Springfield High School Nurse Jenny Anderson has been working in the district for 28 years, and she said through the years it has been challenging to treat children with chronic conditions who did not get the proper care she thought was warranted.
With a doctor in the school, she hopes students will be able to address their health and dental needs.
“Our real goal is more preventive — keeping them healthy so that they don’t have as many ... emergency room visits and having them, you know, have contact with a physician on a regular basis,” Anderson said.

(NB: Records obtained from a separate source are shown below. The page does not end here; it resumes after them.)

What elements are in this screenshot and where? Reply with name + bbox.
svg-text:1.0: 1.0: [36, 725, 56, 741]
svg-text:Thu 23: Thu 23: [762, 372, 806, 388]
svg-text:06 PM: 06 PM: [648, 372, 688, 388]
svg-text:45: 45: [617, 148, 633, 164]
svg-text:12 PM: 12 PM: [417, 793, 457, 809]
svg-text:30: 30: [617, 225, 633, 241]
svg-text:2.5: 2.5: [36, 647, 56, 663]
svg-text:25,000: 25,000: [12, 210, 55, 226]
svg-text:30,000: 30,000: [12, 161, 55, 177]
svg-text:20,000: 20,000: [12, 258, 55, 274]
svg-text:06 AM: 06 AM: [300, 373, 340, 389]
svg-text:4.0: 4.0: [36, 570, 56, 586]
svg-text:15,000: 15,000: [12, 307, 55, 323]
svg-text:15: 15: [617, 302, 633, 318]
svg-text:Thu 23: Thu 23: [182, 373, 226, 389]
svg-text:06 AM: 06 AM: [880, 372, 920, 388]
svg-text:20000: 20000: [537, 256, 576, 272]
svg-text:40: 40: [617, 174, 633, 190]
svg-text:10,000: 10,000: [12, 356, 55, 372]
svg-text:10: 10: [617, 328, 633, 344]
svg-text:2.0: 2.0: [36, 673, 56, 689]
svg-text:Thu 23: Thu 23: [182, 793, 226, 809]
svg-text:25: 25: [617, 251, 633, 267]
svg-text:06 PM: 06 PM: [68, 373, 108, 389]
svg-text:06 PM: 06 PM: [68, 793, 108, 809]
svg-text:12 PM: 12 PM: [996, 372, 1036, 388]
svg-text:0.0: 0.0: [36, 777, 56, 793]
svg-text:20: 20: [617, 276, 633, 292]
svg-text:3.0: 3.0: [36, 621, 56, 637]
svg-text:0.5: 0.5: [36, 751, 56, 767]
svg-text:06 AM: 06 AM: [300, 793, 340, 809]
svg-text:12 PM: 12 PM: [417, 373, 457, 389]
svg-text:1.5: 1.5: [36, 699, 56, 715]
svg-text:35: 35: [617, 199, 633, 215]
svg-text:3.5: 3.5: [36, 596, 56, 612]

Springfield School District Superintendent Zach McLaughlin said the program has been under discussion for a few years. He said the district doesn’t have to invest any money into the services, and after the district was able to find the space for the doctors, everybody supported the plan.
"We know there’s a lot we want to do for kids to ... put them in a position where they can learn on a daily basis that we’re challenged to fund,” McLaughlin said. “And so I’m in a position now where I’ve got four social workers I effectively do not pay for. I’ve got on-site medical care. I’ve got on-site dental care. And so we’re able to do it in a way that provides the care, [and] doesn’t put the bill on the school district."
The program in Springfield will be rolling out over the next few weeks.
Ben Truman with the Vermont Department of Health said that while the state isn’t tracking how many schools are opening up clinics, the practice does seem to be increasing across the state.
“We are hearing of communities and schools around the state that are working to establish relationships with local health care providers to set up school-based or linked services to complement provider practice efforts, and address acute and ongoing needs of students and their families,” Truman said in an email message. “What we have seen so far gives us encouragement that these efforts will support our common focus on protecting and promoting the health of our children.”
And Truman said the state is working with schools to make sure that the student’s primary doctor knows about any treatment that occurs at school.